I've just got the MACIF as when you retire you have to pay your own mutuelle and with them you have a whole load of different options, 4 IIRC, the more you pay the better cover you get. We both took the medium one then found it didn't cover doctors who charge over the standard SS price, as more and more do and the option we took didn't cover that!

That's why I'm a bit negative on insurance, you always seem top pay up and then find you're not covered... On the other hand my car had acid splashes on the bodywork the other day and the MACIF paid for a complete respray - 4000€ worth, so sometimes they pay. I didn't ask them to do this, I expected just the bonnet and wing, but the garage worked it out with the assessor.
 wilkesley 04 Aug 2013
In reply to Bruce Hooker:
> (In reply to GridNorth)
>
> It's always been a free public service in France, at least since the 70s for people climbing, the situation may be different on ski domains. As for medical costs for non-residents before the EU came about you would have been charged and if you lived and worked in France reimbursed by the insurance system, but without this insurance you would have had to pay I think.
>

I can certainly remember several cases of people being rescued in the 80's and having to pay for the helicopter, or at least their insurance did. In those days the medical care seemed to be excellent. My only complaint is that nobody would re-imburse me for the £30 it cost to have stitches in my elbow, although I was supposed to be covered However, that's a a very minor complaint.
Don'tTellHim Pike 04 Aug 2013
In reply to drolex:

> Don't fool around with insurance.
Or, more to the point, don't fool around without it! ;0)

As an aside I used to have a travel policy attached to my bank account. Prior to a trekking trip to Asia I asked the bank if it covered me for helicopter rescue etc. After an initial response which suggested that he didn't understand why I might need rescuing by chopper he said "Oh yes, it's all OK" His tone didn't exactly inspire me and I took out BMC cover.

Subsequent enquiries suggest that bank account insurance cover might not always be worth the paper they're written on. I called on it once for a car breakdown and still had to pay hefty recovery charges.

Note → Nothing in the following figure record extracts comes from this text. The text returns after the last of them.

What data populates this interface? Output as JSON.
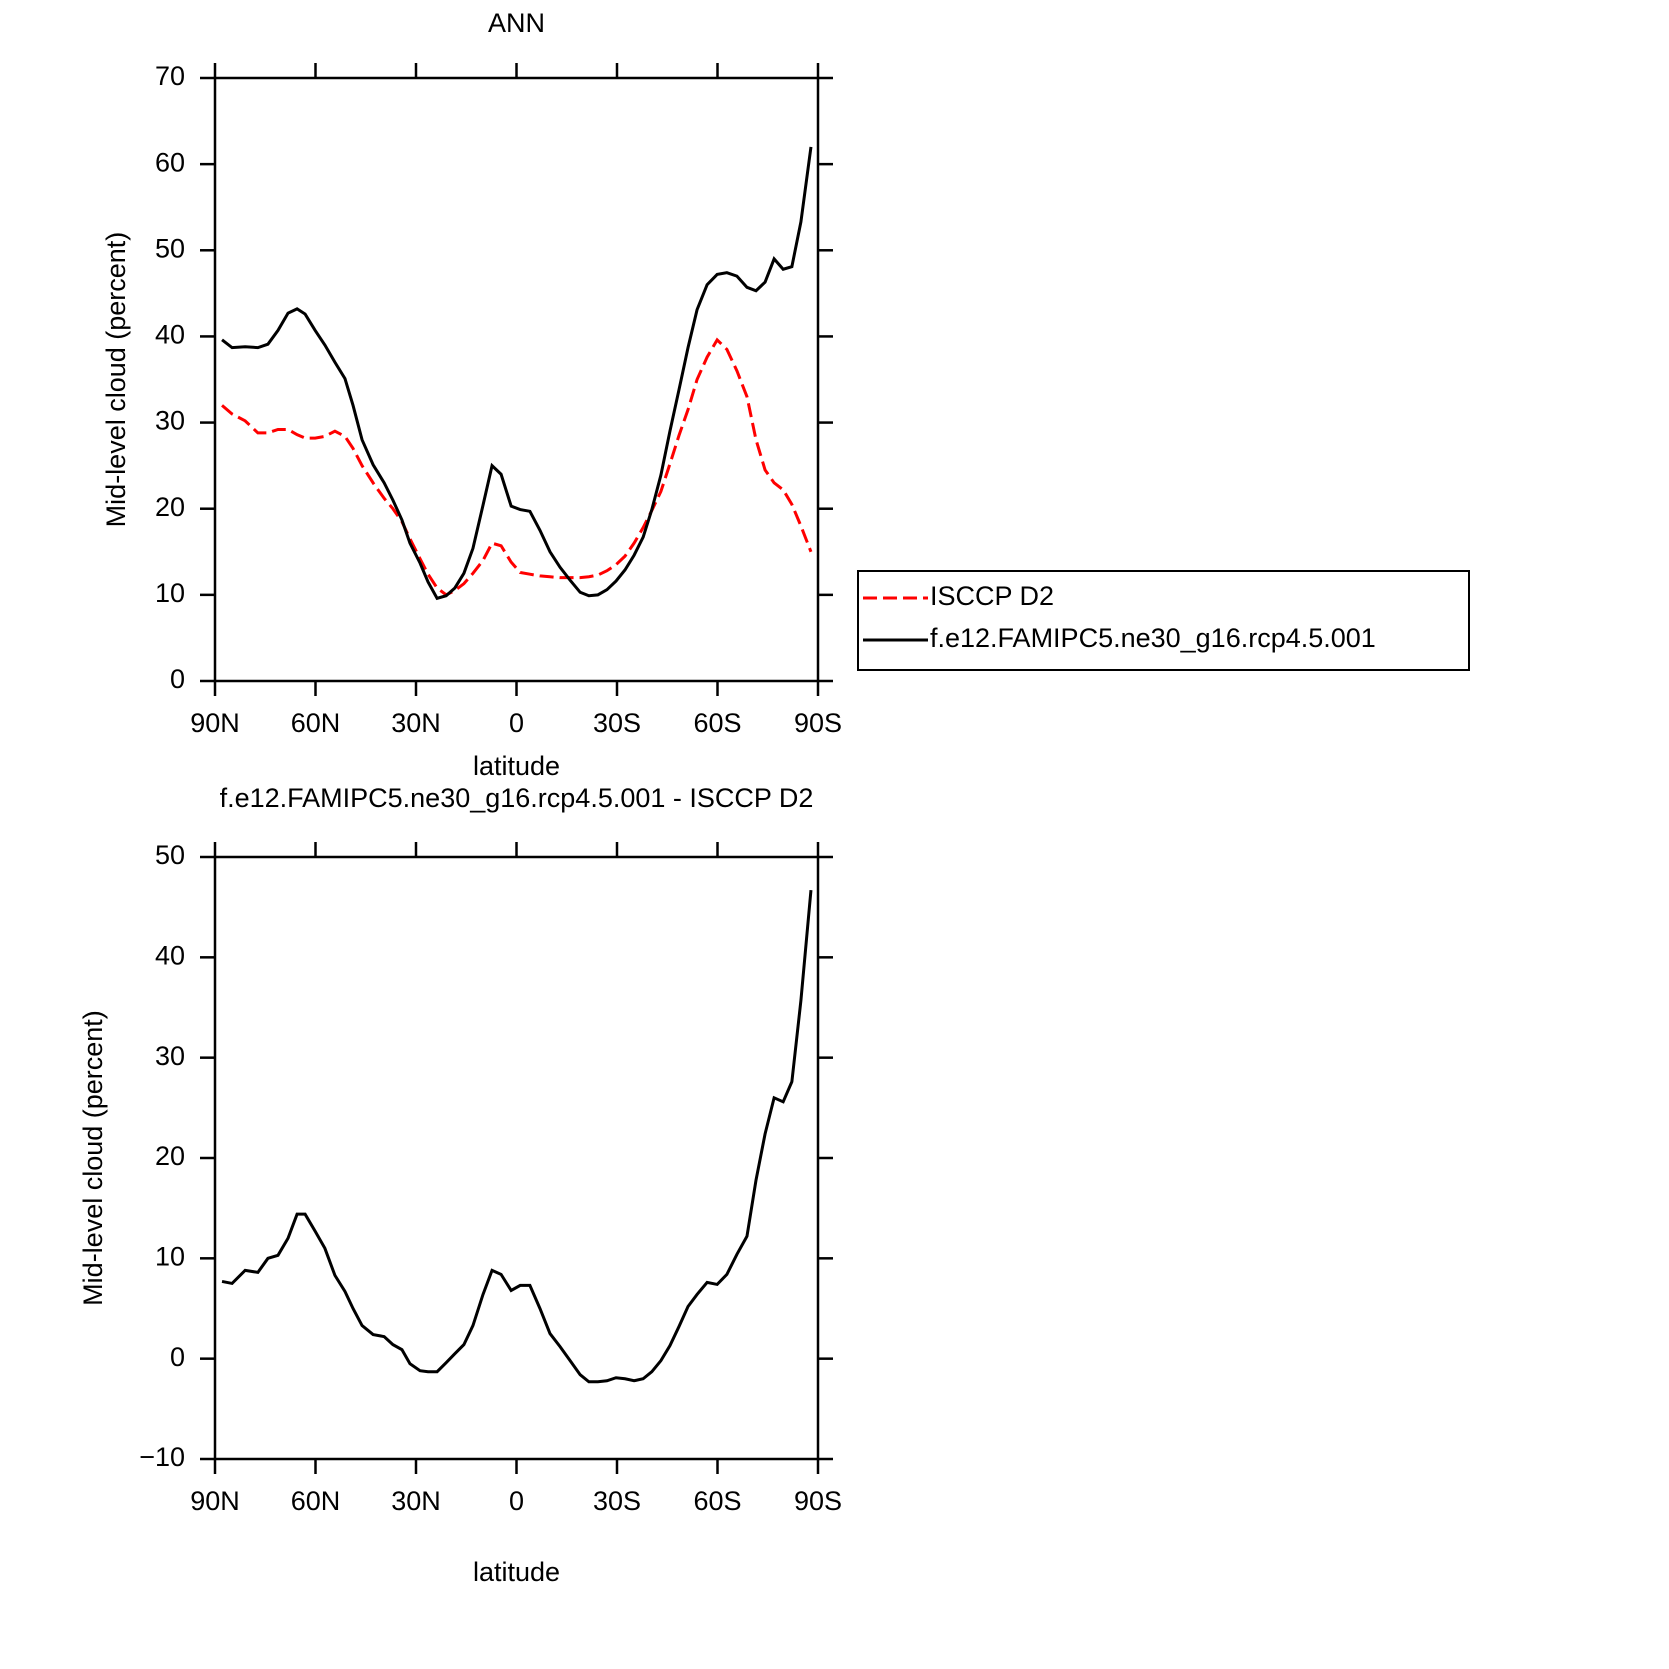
{
  "chart_data": [
    {
      "type": "line",
      "title": "ANN",
      "xlabel": "latitude",
      "ylabel": "Mid-level cloud (percent)",
      "x": [
        87.9,
        84.9,
        81,
        77.2,
        74.2,
        71.2,
        68.2,
        65.5,
        63.1,
        60.1,
        57.2,
        54.2,
        51.2,
        48.8,
        46.1,
        42.8,
        39.5,
        36.9,
        34.2,
        31.8,
        28.8,
        26.4,
        23.7,
        21.0,
        18.4,
        15.7,
        13.0,
        10.0,
        7.3,
        4.6,
        1.6,
        -1.1,
        -4.0,
        -7.0,
        -10.0,
        -13.0,
        -16.0,
        -19.0,
        -21.6,
        -24.3,
        -27.0,
        -29.7,
        -32.4,
        -35.1,
        -37.8,
        -40.4,
        -43.1,
        -45.8,
        -48.5,
        -51.2,
        -53.9,
        -56.9,
        -59.9,
        -62.8,
        -65.8,
        -68.8,
        -71.5,
        -74.2,
        -76.9,
        -79.6,
        -82.2,
        -84.9,
        -87.9
      ],
      "series": [
        {
          "name": "ISCCP D2",
          "color": "#ff0000",
          "linestyle": "dashed",
          "values": [
            32.0,
            31.0,
            30.2,
            28.8,
            28.8,
            29.2,
            29.2,
            28.6,
            28.2,
            28.2,
            28.4,
            29.0,
            28.4,
            27.0,
            25.0,
            23.0,
            21.2,
            20.0,
            18.5,
            16.5,
            14.2,
            12.4,
            10.8,
            10.0,
            10.5,
            11.3,
            12.5,
            14.0,
            16.0,
            15.7,
            13.8,
            12.6,
            12.4,
            12.2,
            12.1,
            12.0,
            12.0,
            12.0,
            12.1,
            12.3,
            12.8,
            13.5,
            14.5,
            16.0,
            17.8,
            19.8,
            22.0,
            25.2,
            28.5,
            31.5,
            35.0,
            37.6,
            39.6,
            38.5,
            36.0,
            33.0,
            28.0,
            24.5,
            23.0,
            22.2,
            20.5,
            18.0,
            15.0
          ]
        },
        {
          "name": "f.e12.FAMIPC5.ne30_g16.rcp4.5.001",
          "color": "#000000",
          "linestyle": "solid",
          "values": [
            39.6,
            38.7,
            38.8,
            38.7,
            39.1,
            40.7,
            42.7,
            43.2,
            42.6,
            40.7,
            39.0,
            37.0,
            35.1,
            32.0,
            28.0,
            25.1,
            23.0,
            21.0,
            18.7,
            16.0,
            13.7,
            11.5,
            9.6,
            9.9,
            10.8,
            12.5,
            15.4,
            20.4,
            25.0,
            24.0,
            20.3,
            19.9,
            19.7,
            17.5,
            15.0,
            13.2,
            11.7,
            10.3,
            9.9,
            10.0,
            10.6,
            11.6,
            12.9,
            14.6,
            16.7,
            19.9,
            23.9,
            29.0,
            33.8,
            38.7,
            43.1,
            46.0,
            47.2,
            47.4,
            47.0,
            45.7,
            45.3,
            46.3,
            49.0,
            47.8,
            48.1,
            53.3,
            62.0
          ]
        }
      ],
      "xlim": [
        90,
        -90
      ],
      "xticks": [
        {
          "value": 90,
          "label": "90N"
        },
        {
          "value": 60,
          "label": "60N"
        },
        {
          "value": 30,
          "label": "30N"
        },
        0,
        {
          "value": -30,
          "label": "30S"
        },
        {
          "value": -60,
          "label": "60S"
        },
        {
          "value": -90,
          "label": "90S"
        }
      ],
      "ylim": [
        0,
        70
      ],
      "yticks": [
        0,
        10,
        20,
        30,
        40,
        50,
        60,
        70
      ],
      "legend": "right"
    },
    {
      "type": "line",
      "title": "f.e12.FAMIPC5.ne30_g16.rcp4.5.001 - ISCCP D2",
      "xlabel": "latitude",
      "ylabel": "Mid-level cloud (percent)",
      "x": [
        87.9,
        84.9,
        81,
        77.2,
        74.2,
        71.2,
        68.2,
        65.5,
        63.1,
        60.1,
        57.2,
        54.2,
        51.2,
        48.8,
        46.1,
        42.8,
        39.5,
        36.9,
        34.2,
        31.8,
        28.8,
        26.4,
        23.7,
        21.0,
        18.4,
        15.7,
        13.0,
        10.0,
        7.3,
        4.6,
        1.6,
        -1.1,
        -4.0,
        -7.0,
        -10.0,
        -13.0,
        -16.0,
        -19.0,
        -21.6,
        -24.3,
        -27.0,
        -29.7,
        -32.4,
        -35.1,
        -37.8,
        -40.4,
        -43.1,
        -45.8,
        -48.5,
        -51.2,
        -53.9,
        -56.9,
        -59.9,
        -62.8,
        -65.8,
        -68.8,
        -71.5,
        -74.2,
        -76.9,
        -79.6,
        -82.2,
        -84.9,
        -87.9
      ],
      "series": [
        {
          "color": "#000000",
          "linestyle": "solid",
          "values": [
            7.7,
            7.5,
            8.8,
            8.6,
            10.0,
            10.3,
            12.0,
            14.4,
            14.4,
            12.7,
            11.0,
            8.3,
            6.7,
            5.0,
            3.3,
            2.4,
            2.2,
            1.4,
            0.9,
            -0.5,
            -1.2,
            -1.3,
            -1.3,
            -0.4,
            0.5,
            1.4,
            3.3,
            6.4,
            8.8,
            8.4,
            6.8,
            7.3,
            7.3,
            5.0,
            2.5,
            1.2,
            -0.2,
            -1.6,
            -2.3,
            -2.3,
            -2.2,
            -1.9,
            -2.0,
            -2.2,
            -2.0,
            -1.3,
            -0.2,
            1.3,
            3.2,
            5.2,
            6.4,
            7.6,
            7.4,
            8.4,
            10.4,
            12.2,
            17.8,
            22.4,
            26.0,
            25.6,
            27.6,
            35.7,
            46.7
          ]
        }
      ],
      "xlim": [
        90,
        -90
      ],
      "xticks": [
        {
          "value": 90,
          "label": "90N"
        },
        {
          "value": 60,
          "label": "60N"
        },
        {
          "value": 30,
          "label": "30N"
        },
        0,
        {
          "value": -30,
          "label": "30S"
        },
        {
          "value": -60,
          "label": "60S"
        },
        {
          "value": -90,
          "label": "90S"
        }
      ],
      "ylim": [
        -10,
        50
      ],
      "yticks": [
        {
          "value": -10,
          "label": "−10"
        },
        0,
        10,
        20,
        30,
        40,
        50
      ]
    }
  ]
}
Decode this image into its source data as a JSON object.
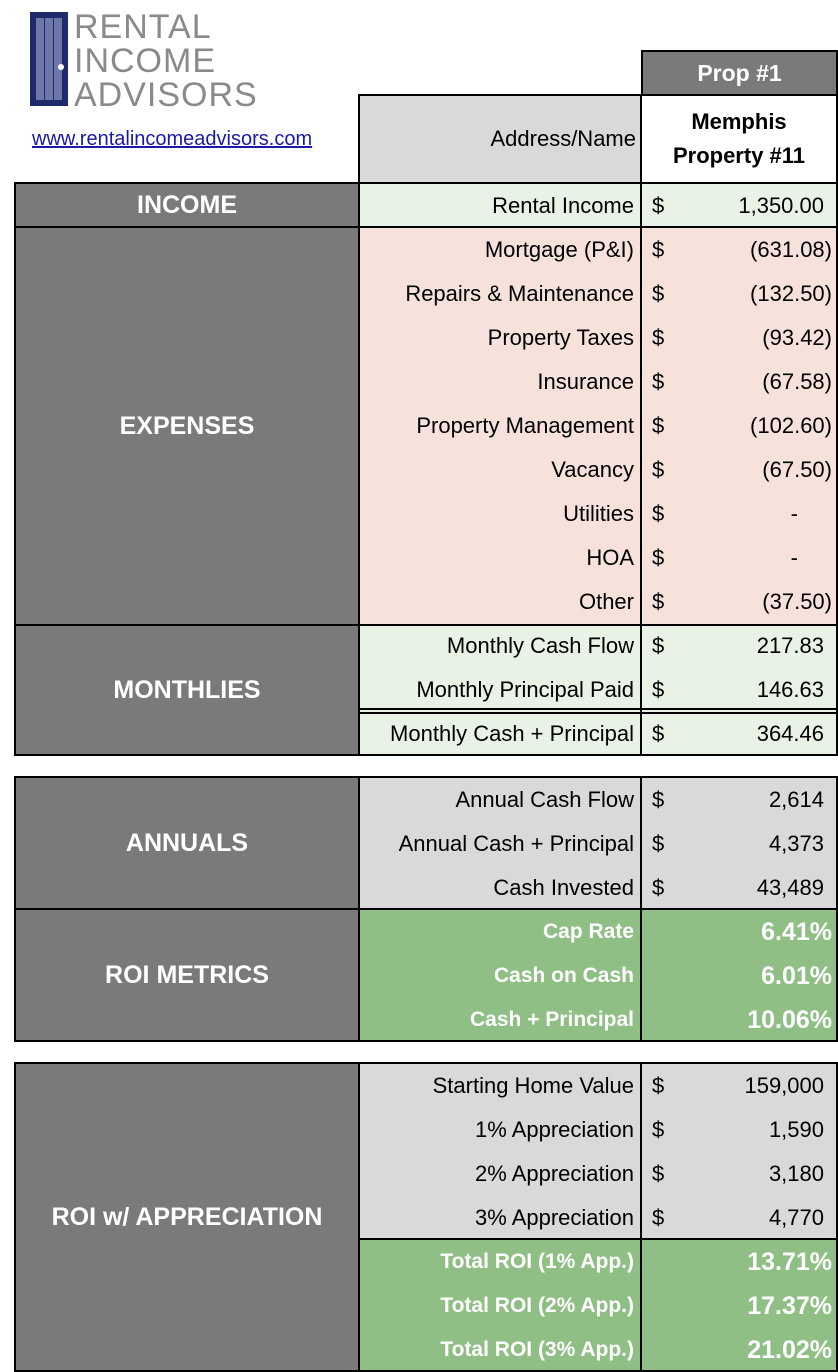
{
  "logo": {
    "line1": "RENTAL",
    "line2": "INCOME",
    "line3": "ADVISORS",
    "icon": "door-icon",
    "brand_color": "#1f2a6b"
  },
  "website": "www.rentalincomeadvisors.com",
  "header": {
    "prop_label": "Prop #1",
    "address_label": "Address/Name",
    "address_value_line1": "Memphis",
    "address_value_line2": "Property #11"
  },
  "sections": {
    "income": "INCOME",
    "expenses": "EXPENSES",
    "monthlies": "MONTHLIES",
    "annuals": "ANNUALS",
    "roi_metrics": "ROI METRICS",
    "roi_appreciation": "ROI w/ APPRECIATION"
  },
  "currency_symbol": "$",
  "income": [
    {
      "label": "Rental Income",
      "value": "1,350.00"
    }
  ],
  "expenses": [
    {
      "label": "Mortgage (P&I)",
      "value": "(631.08)"
    },
    {
      "label": "Repairs & Maintenance",
      "value": "(132.50)"
    },
    {
      "label": "Property Taxes",
      "value": "(93.42)"
    },
    {
      "label": "Insurance",
      "value": "(67.58)"
    },
    {
      "label": "Property Management",
      "value": "(102.60)"
    },
    {
      "label": "Vacancy",
      "value": "(67.50)"
    },
    {
      "label": "Utilities",
      "value": "-"
    },
    {
      "label": "HOA",
      "value": "-"
    },
    {
      "label": "Other",
      "value": "(37.50)"
    }
  ],
  "monthlies": [
    {
      "label": "Monthly Cash Flow",
      "value": "217.83"
    },
    {
      "label": "Monthly Principal Paid",
      "value": "146.63"
    },
    {
      "label": "Monthly Cash + Principal",
      "value": "364.46"
    }
  ],
  "annuals": [
    {
      "label": "Annual Cash Flow",
      "value": "2,614"
    },
    {
      "label": "Annual Cash + Principal",
      "value": "4,373"
    },
    {
      "label": "Cash Invested",
      "value": "43,489"
    }
  ],
  "roi_metrics": [
    {
      "label": "Cap Rate",
      "value": "6.41%"
    },
    {
      "label": "Cash on Cash",
      "value": "6.01%"
    },
    {
      "label": "Cash + Principal",
      "value": "10.06%"
    }
  ],
  "appreciation": [
    {
      "label": "Starting Home Value",
      "value": "159,000"
    },
    {
      "label": "1% Appreciation",
      "value": "1,590"
    },
    {
      "label": "2% Appreciation",
      "value": "3,180"
    },
    {
      "label": "3% Appreciation",
      "value": "4,770"
    }
  ],
  "total_roi": [
    {
      "label": "Total ROI (1% App.)",
      "value": "13.71%"
    },
    {
      "label": "Total ROI (2% App.)",
      "value": "17.37%"
    },
    {
      "label": "Total ROI (3% App.)",
      "value": "21.02%"
    }
  ],
  "colors": {
    "section_gray": "#7a7a7a",
    "income_green": "#e8f3e6",
    "expense_pink": "#f6e2da",
    "neutral_gray": "#d9d9d9",
    "metric_green": "#8fbf85"
  }
}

In reply to edunn: I don't think anyone has mentioned the fact that the cost repatriation of a dead body is not a nice present to leave loved ones paying for!
 David Barratt 05 Aug 2013
In reply to edunn: Having been in hosptial in France when I was younger due to some extreme sun burn, I (or my Dad...) found out that the EHIC (E111)does not cover your stay in hospital, only the treatment when you are there. They send you a bill for the 'accomodation'. depending on where you are, it could get expensive.
XXXX 05 Aug 2013
In reply to Bruce Hooker:
There are times when risk makes life a bit interesting, yes. But risking the financial future of my family because I didn't want to pay £40 or so is a bit silly. I can't see myself lieing in a hospital bed in a foreign country thinking "oh, I've just lost my house to pay for this, but at least my life was a bit risky and I saved £40."

There are many faults with the insurance industry but there are also many, reputable companies who provide protection against large financial losses for a reasonable cost. People always buy the cheapest cover they can find and then moan when those companies fight over their claims. Pay more, get proper peace of mind and genuine protection.